I familiari non sanno come fare, ma ecco che qualcosa di imprevedibile succede.
Non appena la notizia della morte di Stevenson si sparge cominciano ad arrivare a Vailima non solo le autorità e gli amici, ma- prima lentamente e poi sempre più numerosi- i capi dell'isola e i loro guerrieri, fino a formare una vera e propria folla. Qualcuno ne conta addirittura quattrocento.
Lo vegliano, cantando antichi canti e pronunciando, nella loro lingua lenta e cadenzata, le tradizionali frasi dell'addio. Hanno portato con sé quello che hanno di più prezioso, gli "ie tonga", i tappeti di stuoie intrecciate, di cui si servono per le cerimonie sacre e che rappresentano, per loro, ricchezza e posizione sociale. Con quelli ricoprono la bara.
Sono venuti tutti per il loro Tusitala e sono disposti a scalare il monte Vaea. L'impresa non è facile: il caldo è soffocante, le rocce sono scivolose per la pioggia. La vegetazione fitta e i tronchi degli alberi caduti ostacolano il cammino.
Durante tutta la notte, al lume delle torce, riescono ad aprire un primo ripidissimo sentiero: il giorno dopo, si fanno faticosamente strada verso la cima, a tappe forzate, portando a turno, a spalle, la pesante bara di legno, cadendo e rialzandosi più volte, ma sempre proseguendo con ostinazione.
Li segue il corteo dei familiari e degli amici.
Quando arrivano sulla vetta, in uno spiazzo da cui si intravede il mare, circondato da precipizi e da cascate, calano nella terra il feretro cosparso di fiori.
Sudati, stanchi e silenziosi quei guerrieri seminudi e coperti di strani tatuaggi, hanno offerto a Tusitala il più commovente degli omaggi. In quell'isola sperduta, quelli che più d'uno chiama, con una punta di disprezzo, i selvaggi, hanno reso l'onore più grande alla fantasia e al genio di uno scrittore.

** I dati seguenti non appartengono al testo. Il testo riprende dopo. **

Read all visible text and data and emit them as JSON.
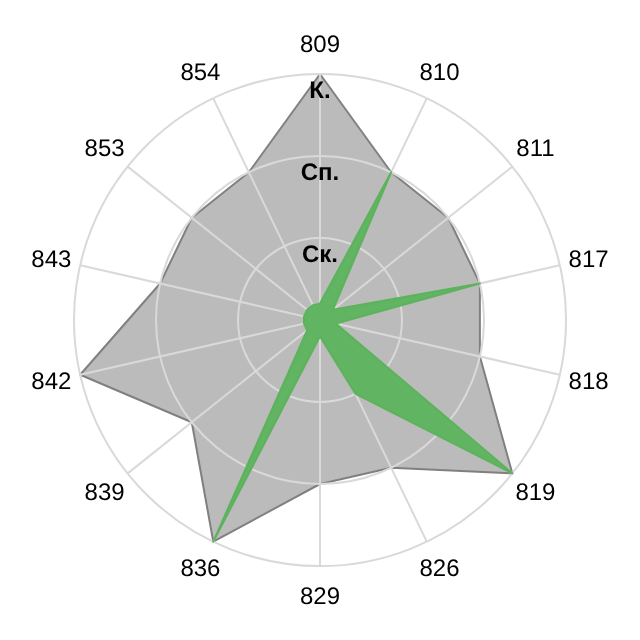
{
  "chart_data": {
    "type": "radar",
    "categories": [
      "809",
      "810",
      "811",
      "817",
      "818",
      "819",
      "826",
      "829",
      "836",
      "839",
      "842",
      "843",
      "853",
      "854"
    ],
    "series": [
      {
        "color": "#b4b4b4",
        "values": [
          3,
          2,
          2,
          2,
          2,
          3,
          2,
          2,
          3,
          2,
          3,
          2,
          2,
          2
        ]
      },
      {
        "color": "#5cb35c",
        "values": [
          0.2,
          2,
          0.2,
          2,
          0.2,
          3,
          1,
          0.2,
          3,
          0.2,
          0.2,
          0.2,
          0.2,
          0.2
        ]
      }
    ],
    "ylim": [
      0,
      3
    ],
    "yticks": [
      {
        "value": 1,
        "label": "Ск."
      },
      {
        "value": 2,
        "label": "Сп."
      },
      {
        "value": 3,
        "label": "К."
      }
    ],
    "grid": true,
    "marker": "none"
  }
}
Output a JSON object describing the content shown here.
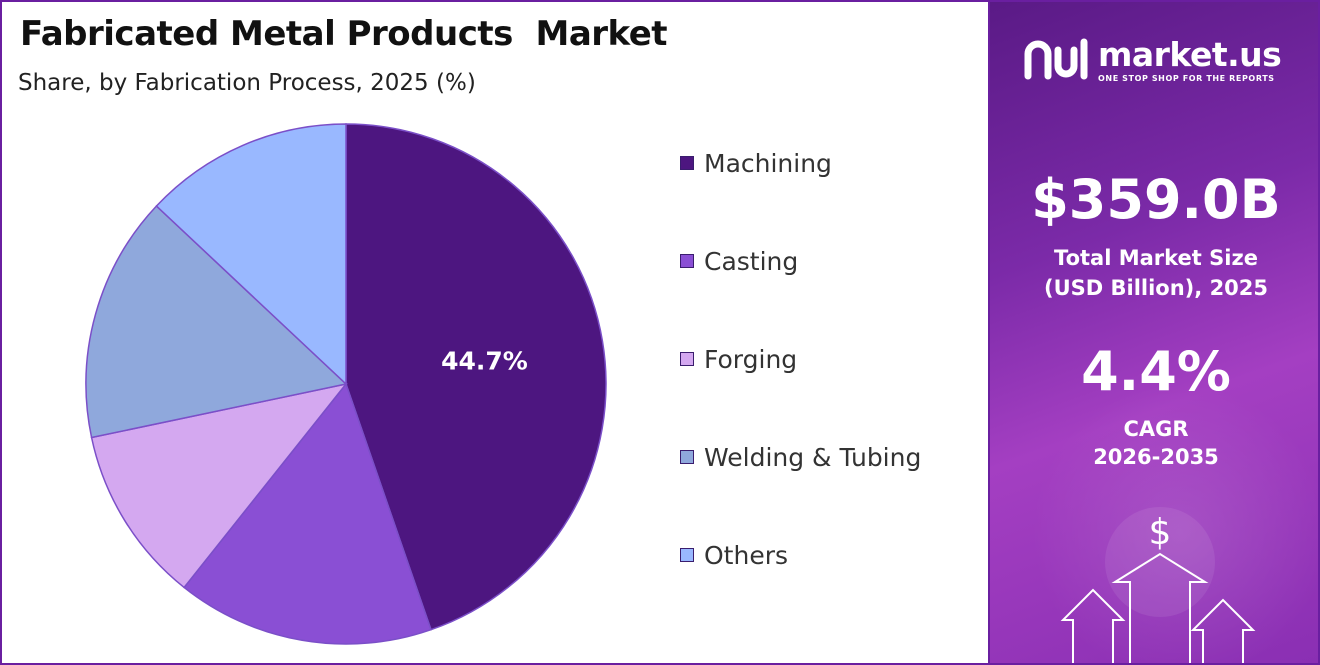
{
  "header": {
    "title": "Fabricated Metal Products  Market",
    "subtitle": "Share, by Fabrication Process, 2025 (%)"
  },
  "chart_data": {
    "type": "pie",
    "title": "Fabricated Metal Products  Market",
    "subtitle": "Share, by Fabrication Process, 2025 (%)",
    "categories": [
      "Machining",
      "Casting",
      "Forging",
      "Welding & Tubing",
      "Others"
    ],
    "values": [
      44.7,
      16.0,
      11.0,
      15.3,
      13.0
    ],
    "colors": [
      "#4d1680",
      "#8a4fd4",
      "#d4a8f0",
      "#8fa8dc",
      "#99b8ff"
    ],
    "data_labels": [
      "44.7%",
      "",
      "",
      "",
      ""
    ],
    "legend_position": "right"
  },
  "brand": {
    "name": "market.us",
    "tagline": "ONE STOP SHOP FOR THE REPORTS"
  },
  "stats": {
    "market_size_value": "$359.0B",
    "market_size_label_line1": "Total Market Size",
    "market_size_label_line2": "(USD Billion), 2025",
    "cagr_value": "4.4%",
    "cagr_label_line1": "CAGR",
    "cagr_label_line2": "2026-2035"
  },
  "decor": {
    "dollar_symbol": "$"
  }
}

Più tardi, la tomba sarà coperta da una lapide con i versi che Stevenson stesso aveva indicato: "Egli riposa qui, dove desiderava riposare.

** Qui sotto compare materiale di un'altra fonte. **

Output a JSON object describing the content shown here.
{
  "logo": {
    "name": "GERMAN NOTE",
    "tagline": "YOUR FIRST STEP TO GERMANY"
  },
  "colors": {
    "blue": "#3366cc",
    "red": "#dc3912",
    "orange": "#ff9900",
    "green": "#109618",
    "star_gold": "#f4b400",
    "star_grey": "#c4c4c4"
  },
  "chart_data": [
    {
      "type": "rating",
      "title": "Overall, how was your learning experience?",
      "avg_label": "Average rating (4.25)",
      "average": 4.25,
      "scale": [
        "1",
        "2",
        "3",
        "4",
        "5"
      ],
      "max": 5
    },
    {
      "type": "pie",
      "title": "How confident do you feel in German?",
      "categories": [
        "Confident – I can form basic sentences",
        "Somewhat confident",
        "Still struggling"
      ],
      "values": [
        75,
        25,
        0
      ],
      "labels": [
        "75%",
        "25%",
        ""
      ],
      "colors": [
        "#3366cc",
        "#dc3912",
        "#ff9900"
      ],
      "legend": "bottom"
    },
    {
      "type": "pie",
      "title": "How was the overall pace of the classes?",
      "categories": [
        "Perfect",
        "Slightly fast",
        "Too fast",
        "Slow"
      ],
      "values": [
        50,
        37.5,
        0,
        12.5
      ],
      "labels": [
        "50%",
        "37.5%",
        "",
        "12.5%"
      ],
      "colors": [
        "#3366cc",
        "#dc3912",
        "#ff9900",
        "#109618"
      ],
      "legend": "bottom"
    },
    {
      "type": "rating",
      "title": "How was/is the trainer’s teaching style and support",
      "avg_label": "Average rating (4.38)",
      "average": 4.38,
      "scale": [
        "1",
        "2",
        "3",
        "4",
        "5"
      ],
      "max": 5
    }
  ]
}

Dal mare è tornato a casa il marinaio. Dalle colline è tornato il cacciatore".
Quando Hugo Pratt arriva a Upolou il sentiero che conduce alla tomba è del tutto ricoperto dalla vegetazione. "Ho dovuto scalare tronchi enormi, cadere nel fango, ma non ci sono riuscito: racconta.

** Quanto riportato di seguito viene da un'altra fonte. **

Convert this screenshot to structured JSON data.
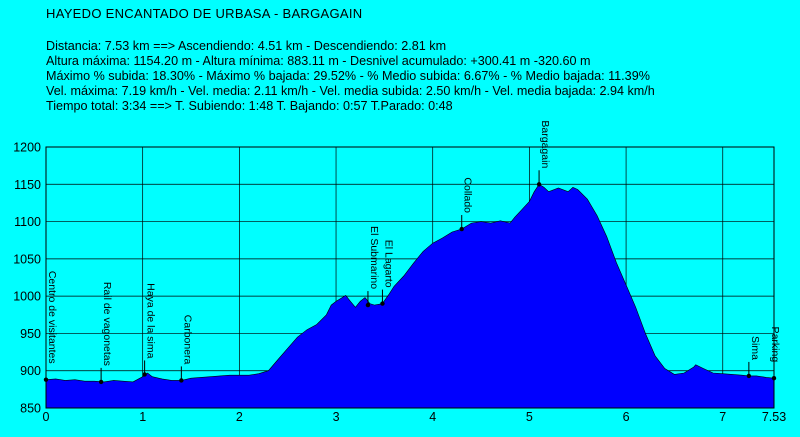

La tomba di Stevenson l'ho vista dall'alto, da un elicottero neozelandese che mi ci ha fatto volare sopra. È un appuntamento che mi è rimasto nel cuore perché sono sicuro che lassù il profumo del mare è più intenso, i colori sono più vivi, la realtà è più netta e la fantasia è più vicina".
Hugo Pratt racconta la storia di Stevenson e di Samoa nel suo bel libro "Avevo un appuntamento" Edizioni Socrates 1994.